Qui visse per un periodo Torquato Tasso, qui nacque Ludovico Ariosto. Celebre il rifiuto di quest'ultimo di seguire a Buda [N.d.R. la capitale magiara d'allora, e non esisteva ancora la capitale odierna Budapest: quest'ultima nacque con la unificazione di Buda Antica, Buda e Pest soltanto nel 1873.] il cardinale Ippolito d'Este, fratello del duca Alfonso I d'Este, quando questi sarà stato nominato vescovo di Buda. Noi magiari non dimentichiamo mai sottolineare la presenza del nostro Ianus Pannonius (János Csezmiczei) anche in questa città, considerato il padre della cultura ungherese, che venne a Ferrara come allievo del celebre e grande umanista Guarino Guarini. Esiste anche una strada di Ferrara che porta il nome del grande poeta umanista magiaro. Un anno fa, in occasione dell'Anno della cultura Ungherese a Ferrara si svolse un convegno su Ianus Pannonius di cui abbiamo dato puntualmente notizia [v. NN. 29/30 NOVEMBRE-DICEMBRE/GENNAIO-FEBBRAIO 2002/2003, PP. 65].

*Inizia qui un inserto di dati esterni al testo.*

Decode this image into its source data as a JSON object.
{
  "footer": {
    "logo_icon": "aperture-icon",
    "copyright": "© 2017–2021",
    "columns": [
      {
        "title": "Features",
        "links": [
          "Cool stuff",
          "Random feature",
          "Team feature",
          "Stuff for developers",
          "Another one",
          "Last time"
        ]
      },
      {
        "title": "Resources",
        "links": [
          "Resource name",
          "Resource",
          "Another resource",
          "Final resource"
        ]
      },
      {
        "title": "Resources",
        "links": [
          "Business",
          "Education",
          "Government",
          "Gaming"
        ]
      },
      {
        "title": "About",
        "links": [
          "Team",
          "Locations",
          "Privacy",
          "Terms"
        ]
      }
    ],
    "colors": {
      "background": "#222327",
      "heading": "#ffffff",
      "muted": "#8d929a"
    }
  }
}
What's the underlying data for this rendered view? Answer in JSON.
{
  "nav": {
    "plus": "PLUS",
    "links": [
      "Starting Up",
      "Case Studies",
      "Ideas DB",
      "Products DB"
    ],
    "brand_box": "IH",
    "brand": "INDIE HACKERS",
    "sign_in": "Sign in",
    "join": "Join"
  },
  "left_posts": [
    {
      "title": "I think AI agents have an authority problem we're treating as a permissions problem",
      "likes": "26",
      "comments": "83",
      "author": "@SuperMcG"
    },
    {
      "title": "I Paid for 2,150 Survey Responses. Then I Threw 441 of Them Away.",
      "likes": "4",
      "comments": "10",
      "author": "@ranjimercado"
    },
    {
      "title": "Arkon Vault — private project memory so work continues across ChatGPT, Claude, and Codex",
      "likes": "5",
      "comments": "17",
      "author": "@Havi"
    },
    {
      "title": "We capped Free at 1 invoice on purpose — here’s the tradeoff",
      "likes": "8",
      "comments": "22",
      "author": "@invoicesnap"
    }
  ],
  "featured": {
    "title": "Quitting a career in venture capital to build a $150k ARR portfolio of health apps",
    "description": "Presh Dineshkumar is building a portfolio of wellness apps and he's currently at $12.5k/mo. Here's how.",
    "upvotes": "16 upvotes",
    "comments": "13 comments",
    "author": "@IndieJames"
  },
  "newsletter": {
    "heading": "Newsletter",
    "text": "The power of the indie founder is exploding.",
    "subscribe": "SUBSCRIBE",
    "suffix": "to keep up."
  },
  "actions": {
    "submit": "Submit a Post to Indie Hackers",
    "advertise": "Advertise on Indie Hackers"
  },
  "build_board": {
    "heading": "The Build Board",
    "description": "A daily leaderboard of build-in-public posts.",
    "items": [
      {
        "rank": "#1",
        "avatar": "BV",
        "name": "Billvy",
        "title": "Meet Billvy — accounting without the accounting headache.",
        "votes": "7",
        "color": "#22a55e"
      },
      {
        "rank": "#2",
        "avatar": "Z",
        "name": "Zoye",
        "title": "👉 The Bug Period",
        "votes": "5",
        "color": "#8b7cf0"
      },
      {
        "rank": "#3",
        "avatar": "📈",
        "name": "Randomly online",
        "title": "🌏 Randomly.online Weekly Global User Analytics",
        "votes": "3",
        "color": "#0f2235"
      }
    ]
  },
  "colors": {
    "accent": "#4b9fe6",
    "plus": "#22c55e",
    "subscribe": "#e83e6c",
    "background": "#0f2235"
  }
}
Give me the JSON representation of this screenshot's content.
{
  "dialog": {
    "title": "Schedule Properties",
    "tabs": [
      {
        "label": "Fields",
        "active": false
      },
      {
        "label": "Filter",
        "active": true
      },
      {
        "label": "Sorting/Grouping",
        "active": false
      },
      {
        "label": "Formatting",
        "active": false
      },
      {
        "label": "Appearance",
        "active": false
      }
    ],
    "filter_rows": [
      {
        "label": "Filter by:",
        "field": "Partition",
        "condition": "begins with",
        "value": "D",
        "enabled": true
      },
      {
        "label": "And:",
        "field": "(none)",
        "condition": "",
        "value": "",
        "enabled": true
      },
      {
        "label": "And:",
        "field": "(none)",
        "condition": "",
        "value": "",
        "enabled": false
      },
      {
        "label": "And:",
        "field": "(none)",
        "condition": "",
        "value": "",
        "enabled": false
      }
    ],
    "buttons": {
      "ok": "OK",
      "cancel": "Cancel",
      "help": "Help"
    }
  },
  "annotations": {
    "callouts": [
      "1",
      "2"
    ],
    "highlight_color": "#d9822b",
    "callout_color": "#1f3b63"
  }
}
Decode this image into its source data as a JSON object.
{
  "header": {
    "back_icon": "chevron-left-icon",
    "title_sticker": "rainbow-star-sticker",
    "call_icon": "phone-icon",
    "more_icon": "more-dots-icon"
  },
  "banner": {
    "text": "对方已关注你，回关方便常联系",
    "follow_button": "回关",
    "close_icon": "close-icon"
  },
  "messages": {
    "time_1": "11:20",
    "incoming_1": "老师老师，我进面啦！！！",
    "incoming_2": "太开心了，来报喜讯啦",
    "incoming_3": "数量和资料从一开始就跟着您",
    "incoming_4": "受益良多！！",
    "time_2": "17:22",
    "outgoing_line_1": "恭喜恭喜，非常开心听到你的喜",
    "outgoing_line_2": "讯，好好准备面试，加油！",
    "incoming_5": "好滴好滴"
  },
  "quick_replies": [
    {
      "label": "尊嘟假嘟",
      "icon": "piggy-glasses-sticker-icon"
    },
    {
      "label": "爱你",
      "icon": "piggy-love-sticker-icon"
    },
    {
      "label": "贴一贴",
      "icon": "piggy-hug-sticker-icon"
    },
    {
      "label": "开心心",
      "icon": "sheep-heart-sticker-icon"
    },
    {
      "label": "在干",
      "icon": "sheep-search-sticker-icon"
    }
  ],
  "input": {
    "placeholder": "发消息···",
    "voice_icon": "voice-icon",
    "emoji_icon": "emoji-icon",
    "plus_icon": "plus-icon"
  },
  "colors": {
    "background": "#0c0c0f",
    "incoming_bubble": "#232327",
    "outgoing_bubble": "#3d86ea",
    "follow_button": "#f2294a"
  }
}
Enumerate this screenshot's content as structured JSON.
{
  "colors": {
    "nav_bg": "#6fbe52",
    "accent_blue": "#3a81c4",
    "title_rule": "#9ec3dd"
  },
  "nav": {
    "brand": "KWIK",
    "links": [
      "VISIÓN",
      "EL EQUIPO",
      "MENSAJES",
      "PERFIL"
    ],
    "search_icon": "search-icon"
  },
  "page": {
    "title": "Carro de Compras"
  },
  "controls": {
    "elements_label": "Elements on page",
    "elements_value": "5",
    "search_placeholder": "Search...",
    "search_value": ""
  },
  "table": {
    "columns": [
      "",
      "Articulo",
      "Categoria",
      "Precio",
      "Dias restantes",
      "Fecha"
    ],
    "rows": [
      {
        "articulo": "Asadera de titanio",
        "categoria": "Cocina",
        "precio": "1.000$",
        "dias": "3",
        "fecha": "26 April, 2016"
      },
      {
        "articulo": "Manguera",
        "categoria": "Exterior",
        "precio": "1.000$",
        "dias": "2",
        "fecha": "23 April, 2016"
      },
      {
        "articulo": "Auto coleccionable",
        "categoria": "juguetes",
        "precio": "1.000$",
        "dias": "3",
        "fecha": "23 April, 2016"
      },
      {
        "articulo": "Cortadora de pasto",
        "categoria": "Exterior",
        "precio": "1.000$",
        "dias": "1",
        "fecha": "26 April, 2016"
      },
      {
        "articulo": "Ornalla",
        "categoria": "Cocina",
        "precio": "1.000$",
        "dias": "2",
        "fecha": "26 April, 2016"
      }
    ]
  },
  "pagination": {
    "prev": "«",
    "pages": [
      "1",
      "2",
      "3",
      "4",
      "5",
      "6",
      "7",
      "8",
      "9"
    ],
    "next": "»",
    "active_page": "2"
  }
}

   È da evidenziare la sua famosa  scuola di pittura dove troviamo i nomi  dei seguenti celebri pittori: Cosmé Tura, Francesco del Cossa, Ercole Roberti, Lorenzo Costa, Rosso Rossi.

   Tra i monumenti e le opere d'arte di cui Ferrara è particolarmente ricca, vanno ricordati lo splendido Castello Estense, iniziato nel 1385 da Bartolino da Novara e terminato nel 1570, e il duomo (1135), con la facciata romanico-gotica, i portali scolpiti da Maestro Nicolò e il campanile attribuito a L. B. Alberti. A Biagio Rossetti sono dovuti, oltre al piano regolatore della città, eseguito per Ercole d'Este (Addizione Erculea): la  chiesa di S. Francesco (1494-1515); in parte il palazzo Schifanoia, al cui interno si trovano i celebri affreschi della Sala dei Mesi, eseguiti da F. del Cossa e dalla sua scuola; il palazzo di Ludovico il Moro ed il palazzo dei Diamanti (1493; compiuto nel 1555).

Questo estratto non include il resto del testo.